Cell mass production plan for 2nd half of 2005

rabidrabbit · Oct 10, 2003

chaphack said:
That be the book to read? Hmmm....say for someone young, with minimal knowledge of computers, is it digestable/fun if yeay interested in 3d graphiX?

I don't think it has many nice pictures.
But you could always try to colour that cover picture,
or use the book as 'draw by numbers' book. There must be many numbers that you can connect.

sorry chap, just joking (not even funny). I'm no much wiser myself in 3D technical matters.

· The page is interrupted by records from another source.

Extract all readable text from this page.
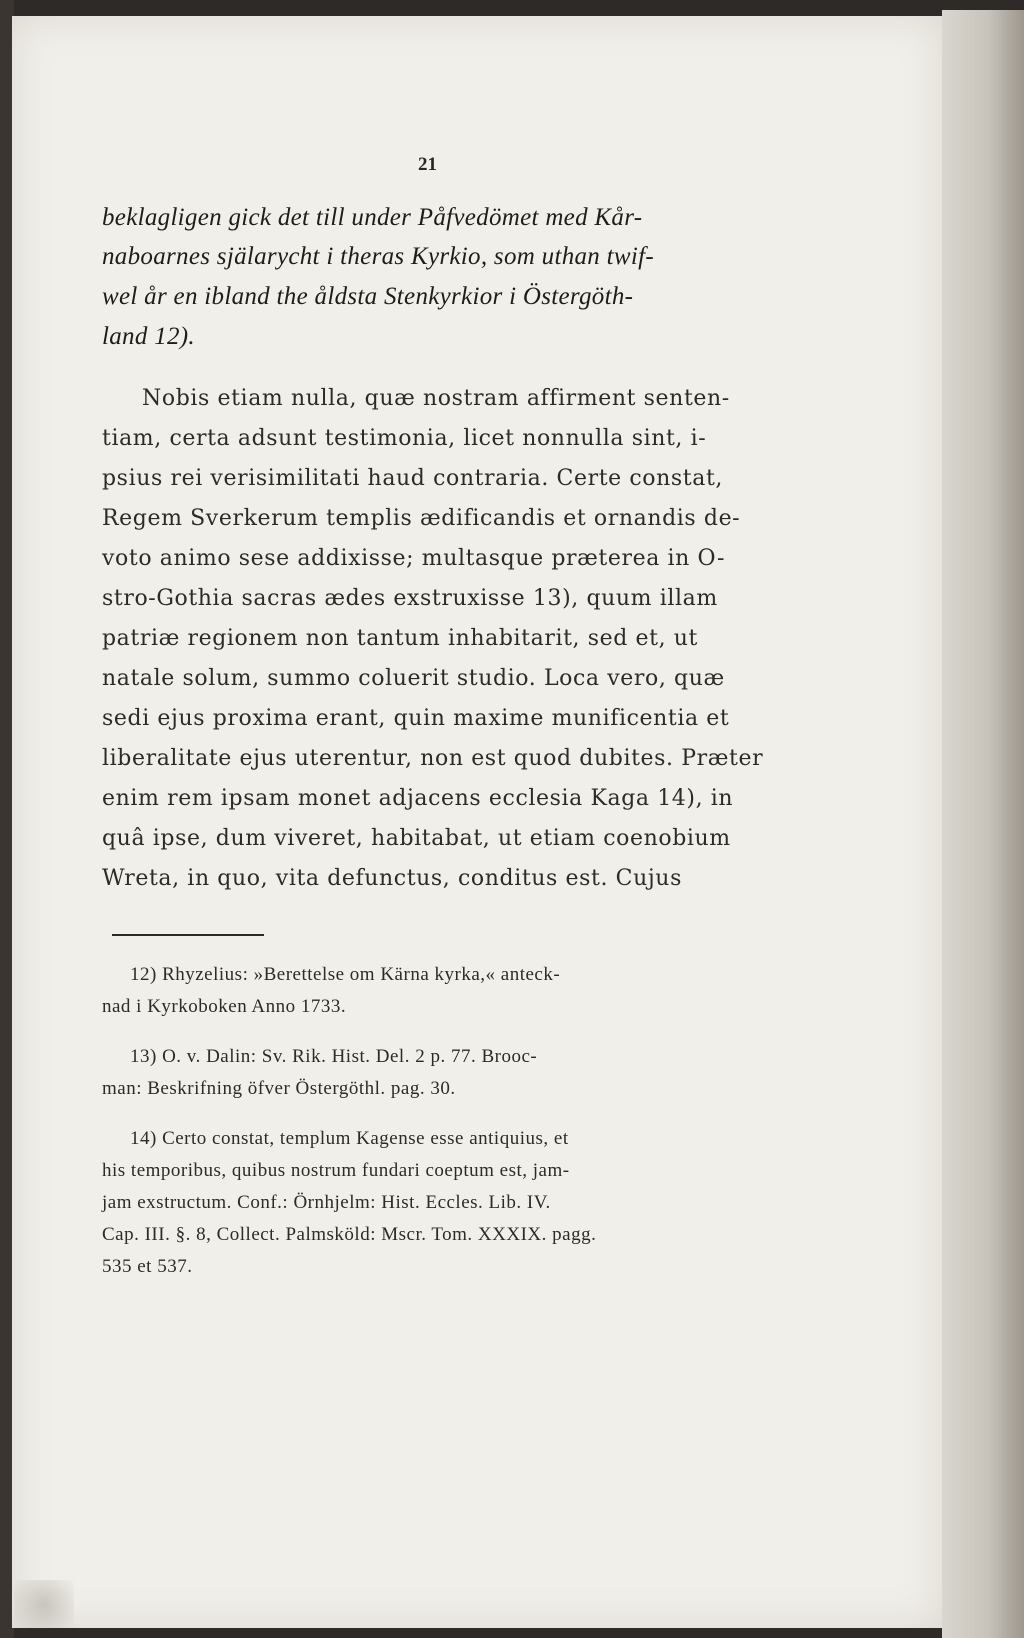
21
beklagligen gick det till under Påfvedömet med Kår-
naboarnes själarycht i theras Kyrkio, som uthan twif-
wel år en ibland the åldsta Stenkyrkior i Östergöth-
land 12).
Nobis etiam nulla, quæ nostram affirment senten-
tiam, certa adsunt testimonia, licet nonnulla sint, i-
psius rei verisimilitati haud contraria. Certe constat,
Regem Sverkerum templis ædificandis et ornandis de-
voto animo sese addixisse; multasque præterea in O-
stro-Gothia sacras ædes exstruxisse 13), quum illam
patriæ regionem non tantum inhabitarit, sed et, ut
natale solum, summo coluerit studio. Loca vero, quæ
sedi ejus proxima erant, quin maxime munificentia et
liberalitate ejus uterentur, non est quod dubites. Præter
enim rem ipsam monet adjacens ecclesia Kaga 14), in
quâ ipse, dum viveret, habitabat, ut etiam coenobium
Wreta, in quo, vita defunctus, conditus est. Cujus
12) Rhyzelius: »Berettelse om Kärna kyrka,« anteck-
nad i Kyrkoboken Anno 1733.
13) O. v. Dalin: Sv. Rik. Hist. Del. 2 p. 77. Brooc-
man: Beskrifning öfver Östergöthl. pag. 30.
14) Certo constat, templum Kagense esse antiquius, et
his temporibus, quibus nostrum fundari coeptum est, jam-
jam exstructum. Conf.: Örnhjelm: Hist. Eccles. Lib. IV.
Cap. III. §. 8, Collect. Palmsköld: Mscr. Tom. XXXIX. pagg.
535 et 537.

But I'd think the best place to find information would be to surf the net. Forums just like Beyond3D are an excellent source of information. But one must be able to filter all the misinformation that is spread by funbois.

notAFanB · Oct 10, 2003

That be the book to read? Hmmm....say for someone young, with minimal knowledge of computers, is it digestable/fun if yeay interested in 3d graphiX?

3D graphics? fun? absolutely not.

try some siggraph papers online they are quite digestable after awhile.

So as what Gubbi and Pinky have said, FLOPS ratings are "quirky" to say the least? The better way to judge a cool performance is by the ram/bandwidth/latency/clockspeed/etc?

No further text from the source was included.